Located off the west coast of Scotland, on a small peninsula the Old Forge Pub is considered among the finest pubs in the country, as several well known musicians, millionaires, actors, novelists, politicians, and poets will testify. It is, perhaps, for this reason that it has won a lot of awards, more than owner Jackie Robertson can care to remember!
Navagio Beach, Greece
The Navagio Beach is also known as Smuggler’s Cove and Shipwreck Bay. If these names set your heart racing, I assure you a trip down to this beach with its postcard perfect blue waters and shimmering golden sands surrounded by pristine white cliffs will be worth your while.

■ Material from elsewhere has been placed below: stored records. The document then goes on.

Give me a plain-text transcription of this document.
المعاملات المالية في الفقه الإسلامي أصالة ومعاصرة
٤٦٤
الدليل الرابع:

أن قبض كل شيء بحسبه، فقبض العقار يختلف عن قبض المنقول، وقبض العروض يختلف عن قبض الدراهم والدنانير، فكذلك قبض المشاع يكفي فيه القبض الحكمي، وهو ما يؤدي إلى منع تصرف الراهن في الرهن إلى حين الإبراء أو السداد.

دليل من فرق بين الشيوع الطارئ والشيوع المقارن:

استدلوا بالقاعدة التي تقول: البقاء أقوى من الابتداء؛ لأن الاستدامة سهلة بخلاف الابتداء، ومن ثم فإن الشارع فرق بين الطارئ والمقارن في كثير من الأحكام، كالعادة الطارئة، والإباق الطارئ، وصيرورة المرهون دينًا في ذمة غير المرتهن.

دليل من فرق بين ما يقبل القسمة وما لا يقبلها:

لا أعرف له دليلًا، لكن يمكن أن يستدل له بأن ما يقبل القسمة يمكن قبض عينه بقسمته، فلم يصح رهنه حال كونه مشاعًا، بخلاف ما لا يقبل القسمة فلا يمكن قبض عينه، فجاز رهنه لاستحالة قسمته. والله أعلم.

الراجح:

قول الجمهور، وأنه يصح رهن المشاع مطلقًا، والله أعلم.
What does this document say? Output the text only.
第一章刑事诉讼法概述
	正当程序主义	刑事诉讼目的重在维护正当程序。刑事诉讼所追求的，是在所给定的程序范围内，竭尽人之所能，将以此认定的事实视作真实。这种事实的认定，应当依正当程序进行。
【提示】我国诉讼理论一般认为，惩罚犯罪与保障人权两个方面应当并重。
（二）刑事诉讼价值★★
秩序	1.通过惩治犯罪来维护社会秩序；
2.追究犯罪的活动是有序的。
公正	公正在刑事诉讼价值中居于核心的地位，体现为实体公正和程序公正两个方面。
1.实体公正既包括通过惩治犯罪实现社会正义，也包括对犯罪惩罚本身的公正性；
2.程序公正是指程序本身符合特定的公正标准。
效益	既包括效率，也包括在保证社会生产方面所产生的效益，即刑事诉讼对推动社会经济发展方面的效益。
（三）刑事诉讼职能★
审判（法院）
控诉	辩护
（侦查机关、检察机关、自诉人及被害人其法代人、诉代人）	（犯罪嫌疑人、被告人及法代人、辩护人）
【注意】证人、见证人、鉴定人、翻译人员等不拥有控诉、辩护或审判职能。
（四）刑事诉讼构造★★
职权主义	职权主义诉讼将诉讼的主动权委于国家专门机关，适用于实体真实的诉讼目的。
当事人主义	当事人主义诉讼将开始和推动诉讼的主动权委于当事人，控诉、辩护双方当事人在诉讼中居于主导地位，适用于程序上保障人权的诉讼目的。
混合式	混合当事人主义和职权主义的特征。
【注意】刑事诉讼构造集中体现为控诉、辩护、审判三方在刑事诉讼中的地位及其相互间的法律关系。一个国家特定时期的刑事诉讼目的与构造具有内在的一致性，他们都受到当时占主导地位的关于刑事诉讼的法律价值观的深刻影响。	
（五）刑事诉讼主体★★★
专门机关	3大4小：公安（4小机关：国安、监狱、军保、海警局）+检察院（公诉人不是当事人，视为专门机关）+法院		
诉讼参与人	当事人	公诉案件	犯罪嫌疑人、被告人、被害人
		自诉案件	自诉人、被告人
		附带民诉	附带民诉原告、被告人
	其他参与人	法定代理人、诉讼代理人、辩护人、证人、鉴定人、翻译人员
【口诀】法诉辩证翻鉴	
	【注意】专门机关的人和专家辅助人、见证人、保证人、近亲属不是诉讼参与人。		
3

Adventure lovers will enjoy exploring the huge shipwrecked boat on the shore, which is yet another romantic addition to this paradise. This boat was pursued by the Greek navy since it was suspected to contain cargo of illegal wine and cigarettes. As you can guess, the epithets mentioned above are all courtesy of this infamous boat.
Pak Ou caves, Laos
In north central Laos, near Luang Prabhang, there are several picturesque limestone cliffs. Inside a hole in the cliffs of Pak Ou is the entrance to Tham Ting, a cave that has been a Buddhist place of worship for more than 5 centuries.
In these caves, there are over 4000 hand carved Buddhist sculptures that make for a breathtakingly spectacular display. The caves are lit up with nothing more than a few candles and the occasional torch beams of curious visitors. However, to get to these remarkable caves, you have to depend on locals to ferry you to and fro in tiny canoes. Need I say the trip is well worth the precarious ride in the small canoes? I think not!
Maiden’s Tower, Istanbul
The Maiden’s Tower was built by Athenians in 408 BC and it is located on an islet off the coast of Uskudar in Istanbul, Turkey, in the Bosphorus strait. According to legend, a princess of the Byzantine Empire was confined in this tower by the Emperor after a prediction was made for her early death. Unfortunately, the confinement did little to change her fate and she was bitten by a serpent hiding in a basket of grapes!
The tower was used as a lighthouse for many centuries, but today it has been transformed into an up-market restaurant and café. It is a popular location among romantics and lovers and the only way to get to it is…you guessed it right – water taxis!